2.19.2006

SEEMS FITTING FOR A SUNDAY: My pal Trisha has prodded me to write something, and although I don't have anything new right now I thought I'd post something I wrote a while back that I liked:


We feel terrible when someone dies, in part because we feel that we have, in some way, died too. We might even say things like, “A part of me has died.” Which part are we referring to? Are we not whole people? What we may mean instead is that we are part of the person who has died...and they are part of us. And so we feel as if we, too, have died, are dying, and faced with that we are doubly afraid and unsettled.

Many of us are wrestle with the fact that our friends and family – and ourselves, at some point -- will die and be forgotten, will be left alone to disintegrate...and eventually to disappear entirely. We worry that life is finite, or as Alan Watts once referred to it, a brief flash of light between two periods of infinite darkness.

But there is in death the possibility for a kind of miracle, if we look for it. It's much like what the Christians have been saying for two millennia: We are indeed capable of engineering resurrection. By embracing our dead loved one's memory and essence, and by figuratively carrying them out of sacred space -- the church, the temple, the meditation hall -- with us when we leave it, by living out the full potential and potency of their inspiration, by wrapping ourselves in their soul and spirit...we can almost literally lift them up from the dead. They ride with us, in us, out of sacred space and into life again.

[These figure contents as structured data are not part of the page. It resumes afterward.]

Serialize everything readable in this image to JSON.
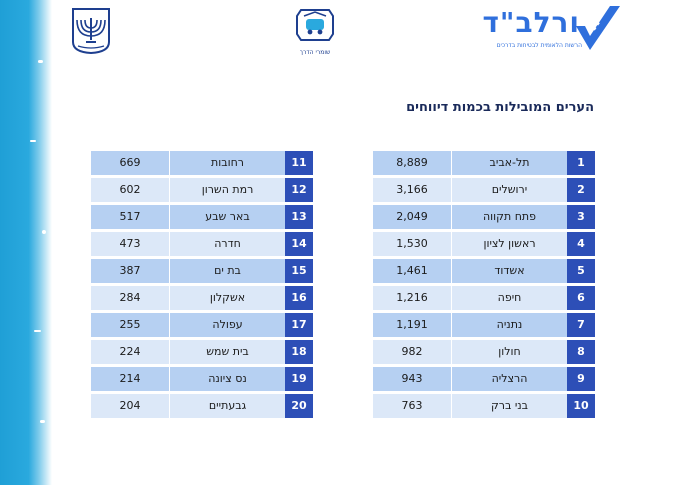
{
  "title": "הערים המובילות בכמות דיווחים",
  "brand": {
    "name": "ורלב\"ד",
    "tagline": "הרשות הלאומית לבטיחות בדרכים"
  },
  "middle_logo": {
    "label": "שומרי הדרך"
  },
  "icons": {
    "emblem": "menorah-emblem-icon",
    "middle": "road-guardians-logo-icon",
    "brand_check": "checkmark-road-icon"
  },
  "colors": {
    "rank_bg": "#2d4fb7",
    "row_dark": "#b6d0f2",
    "row_light": "#dce8f8",
    "brush": "#2aa9de",
    "brand_blue": "#2f6fdc"
  },
  "table_right": [
    {
      "rank": "1",
      "city": "תל-אביב",
      "value": "8,889"
    },
    {
      "rank": "2",
      "city": "ירושלים",
      "value": "3,166"
    },
    {
      "rank": "3",
      "city": "פתח תקווה",
      "value": "2,049"
    },
    {
      "rank": "4",
      "city": "ראשון לציון",
      "value": "1,530"
    },
    {
      "rank": "5",
      "city": "אשדוד",
      "value": "1,461"
    },
    {
      "rank": "6",
      "city": "חיפה",
      "value": "1,216"
    },
    {
      "rank": "7",
      "city": "נתניה",
      "value": "1,191"
    },
    {
      "rank": "8",
      "city": "חולון",
      "value": "982"
    },
    {
      "rank": "9",
      "city": "הרצליה",
      "value": "943"
    },
    {
      "rank": "10",
      "city": "בני ברק",
      "value": "763"
    }
  ],
  "table_left": [
    {
      "rank": "11",
      "city": "רחובות",
      "value": "669"
    },
    {
      "rank": "12",
      "city": "רמת השרון",
      "value": "602"
    },
    {
      "rank": "13",
      "city": "באר שבע",
      "value": "517"
    },
    {
      "rank": "14",
      "city": "חדרה",
      "value": "473"
    },
    {
      "rank": "15",
      "city": "בת ים",
      "value": "387"
    },
    {
      "rank": "16",
      "city": "אשקלון",
      "value": "284"
    },
    {
      "rank": "17",
      "city": "עפולה",
      "value": "255"
    },
    {
      "rank": "18",
      "city": "בית שמש",
      "value": "224"
    },
    {
      "rank": "19",
      "city": "נס ציונה",
      "value": "214"
    },
    {
      "rank": "20",
      "city": "גבעתיים",
      "value": "204"
    }
  ]
}
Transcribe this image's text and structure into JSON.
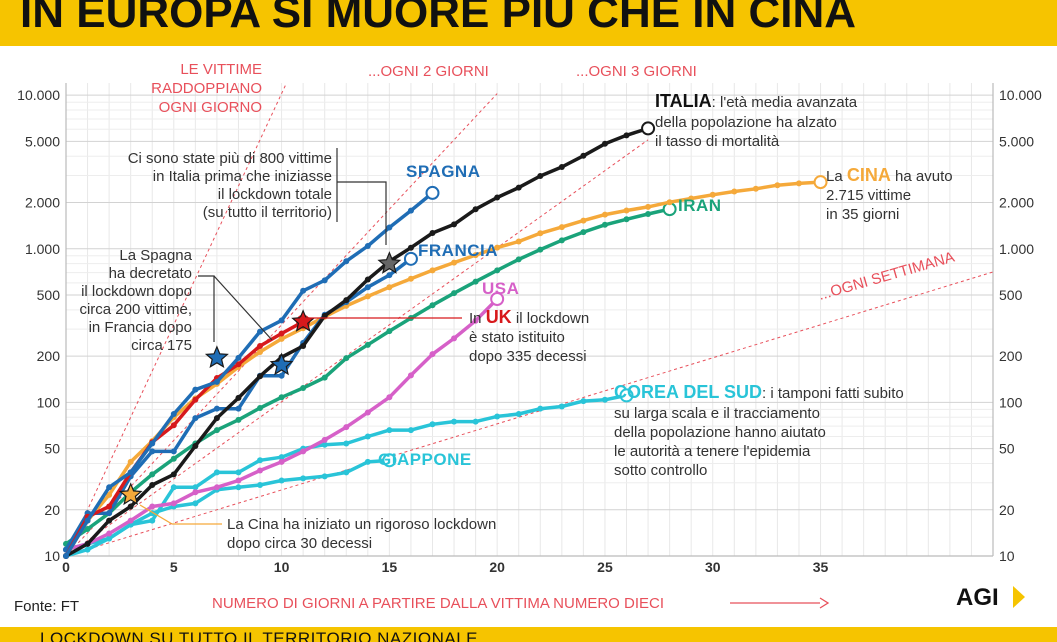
{
  "header": {
    "title": "IN EUROPA SI MUORE PIÙ CHE IN CINA"
  },
  "footer": {
    "source": "Fonte: FT",
    "brand": "AGI",
    "legend_text": "LOCKDOWN SU TUTTO IL TERRITORIO NAZIONALE"
  },
  "colors": {
    "accent": "#f6c400",
    "italia": "#1a1a1a",
    "spagna": "#1f6db5",
    "francia": "#1f6db5",
    "uk": "#d7191c",
    "cina": "#f5a93a",
    "iran": "#1aa37a",
    "usa": "#d660c8",
    "corea": "#29c4d8",
    "giappone": "#29c4d8",
    "rate_lines": "#e8505b"
  },
  "chart_data": {
    "type": "line",
    "y_scale": "log",
    "xlabel": "NUMERO DI GIORNI A PARTIRE DALLA VITTIMA NUMERO DIECI",
    "xlim": [
      0,
      43
    ],
    "ylim": [
      10,
      12000
    ],
    "x_ticks": [
      0,
      5,
      10,
      15,
      20,
      25,
      30,
      35
    ],
    "y_ticks": [
      10,
      20,
      50,
      100,
      200,
      500,
      1000,
      2000,
      5000,
      10000
    ],
    "y_tick_labels": [
      "10",
      "20",
      "50",
      "100",
      "200",
      "500",
      "1.000",
      "2.000",
      "5.000",
      "10.000"
    ],
    "series": [
      {
        "name": "ITALIA",
        "color_key": "italia",
        "values": [
          10,
          12,
          17,
          21,
          29,
          34,
          52,
          79,
          107,
          148,
          197,
          233,
          366,
          463,
          631,
          827,
          1016,
          1266,
          1441,
          1809,
          2158,
          2503,
          2978,
          3405,
          4032,
          4825,
          5476,
          6077
        ]
      },
      {
        "name": "SPAGNA",
        "color_key": "spagna",
        "values": [
          10,
          17,
          28,
          35,
          54,
          84,
          121,
          136,
          195,
          289,
          342,
          533,
          623,
          830,
          1043,
          1375,
          1772,
          2311
        ]
      },
      {
        "name": "FRANCIA",
        "color_key": "francia",
        "values": [
          11,
          19,
          19,
          33,
          48,
          48,
          79,
          91,
          91,
          149,
          149,
          244,
          372,
          450,
          562,
          674,
          860
        ]
      },
      {
        "name": "UK",
        "color_key": "uk",
        "values": [
          10,
          18,
          21,
          35,
          55,
          71,
          104,
          144,
          177,
          233,
          281,
          335
        ]
      },
      {
        "name": "CINA",
        "color_key": "cina",
        "values": [
          10,
          17,
          25,
          41,
          56,
          80,
          106,
          132,
          170,
          213,
          259,
          304,
          361,
          425,
          490,
          562,
          638,
          724,
          813,
          910,
          1018,
          1115,
          1261,
          1383,
          1526,
          1669,
          1775,
          1873,
          2009,
          2126,
          2247,
          2360,
          2459,
          2592,
          2665,
          2715
        ]
      },
      {
        "name": "IRAN",
        "color_key": "iran",
        "values": [
          12,
          15,
          19,
          26,
          34,
          43,
          54,
          66,
          77,
          92,
          108,
          124,
          145,
          194,
          237,
          291,
          354,
          429,
          514,
          611,
          724,
          853,
          988,
          1135,
          1284,
          1433,
          1556,
          1685,
          1812
        ]
      },
      {
        "name": "USA",
        "color_key": "usa",
        "values": [
          11,
          12,
          14,
          17,
          21,
          22,
          26,
          28,
          31,
          36,
          41,
          48,
          57,
          69,
          86,
          108,
          150,
          206,
          261,
          340,
          471
        ]
      },
      {
        "name": "COREA DEL SUD",
        "color_key": "corea",
        "values": [
          11,
          12,
          13,
          16,
          17,
          28,
          28,
          35,
          35,
          42,
          44,
          50,
          53,
          54,
          60,
          66,
          66,
          72,
          75,
          75,
          81,
          84,
          91,
          94,
          102,
          104,
          111
        ]
      },
      {
        "name": "GIAPPONE",
        "color_key": "giappone",
        "values": [
          10,
          11,
          13,
          16,
          19,
          21,
          22,
          27,
          28,
          29,
          31,
          32,
          33,
          35,
          41,
          42
        ]
      }
    ],
    "lockdown_markers": [
      {
        "series": "CINA",
        "x": 3,
        "y": 25,
        "color_key": "cina"
      },
      {
        "series": "SPAGNA",
        "x": 7,
        "y": 195,
        "color_key": "spagna"
      },
      {
        "series": "FRANCIA",
        "x": 10,
        "y": 175,
        "color_key": "francia"
      },
      {
        "series": "UK",
        "x": 11,
        "y": 335,
        "color_key": "uk"
      },
      {
        "series": "ITALIA",
        "x": 15,
        "y": 800,
        "color_key": "italia"
      }
    ],
    "reference_lines": [
      {
        "label": "LE VITTIME RADDOPPIANO OGNI GIORNO",
        "lines": [
          "LE VITTIME",
          "RADDOPPIANO",
          "OGNI GIORNO"
        ],
        "doubling_days": 1
      },
      {
        "label": "...OGNI 2 GIORNI",
        "doubling_days": 2
      },
      {
        "label": "...OGNI 3 GIORNI",
        "doubling_days": 3
      },
      {
        "label": "...OGNI SETTIMANA",
        "doubling_days": 7
      }
    ],
    "annotations": {
      "italia": {
        "name": "ITALIA",
        "text": ": l'età media avanzata",
        "lines": [
          "della popolazione ha alzato",
          "il tasso di mortalità"
        ]
      },
      "cina": {
        "prefix": "La ",
        "name": "CINA",
        "text": " ha avuto",
        "lines": [
          "2.715 vittime",
          "in 35 giorni"
        ]
      },
      "uk": {
        "prefix": "In ",
        "name": "UK",
        "text": " il lockdown",
        "lines": [
          "è stato istituito",
          "dopo 335 decessi"
        ]
      },
      "corea": {
        "name": "COREA DEL SUD",
        "text": ": i tamponi fatti subito",
        "lines": [
          "su larga scala e il tracciamento",
          "della popolazione hanno aiutato",
          "le autorità a tenere l'epidemia",
          "sotto controllo"
        ]
      },
      "italia_lockdown": {
        "lines": [
          "Ci sono state più di 800 vittime",
          "in Italia prima che iniziasse",
          "il lockdown totale",
          "(su tutto il territorio)"
        ]
      },
      "spagna_francia_lockdown": {
        "lines": [
          "La Spagna",
          "ha decretato",
          "il lockdown dopo",
          "circa 200 vittime,",
          "in Francia dopo",
          "circa 175"
        ]
      },
      "cina_lockdown": {
        "lines": [
          "La Cina ha iniziato un rigoroso lockdown",
          "dopo circa 30 decessi"
        ]
      }
    }
  }
}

While I don't believe I'll ever see a dead person stand up and walk days after her death, I do believe in the resurrection that a community of friends and family can provide -- for the departed, and for themselves. And I believe that is not simply a possibility but a responsibility of those left behind to lift life up to its highest purpose, and to walk on as if buoyed by the vaporous spirit of the departed. I believe that by carrying deceased souls with us, we are ourselves lifted up and made lighter.

1 comment:

Anonymous said...

You will carry me with you by living your life and imparting to your children for them to carry with them the value of loving unconditionally,yourself, your famiy and your fellow man, in the manner that Christ taught us to live. This is what we need to all strive for to honor those whose lives we wish to carry with us.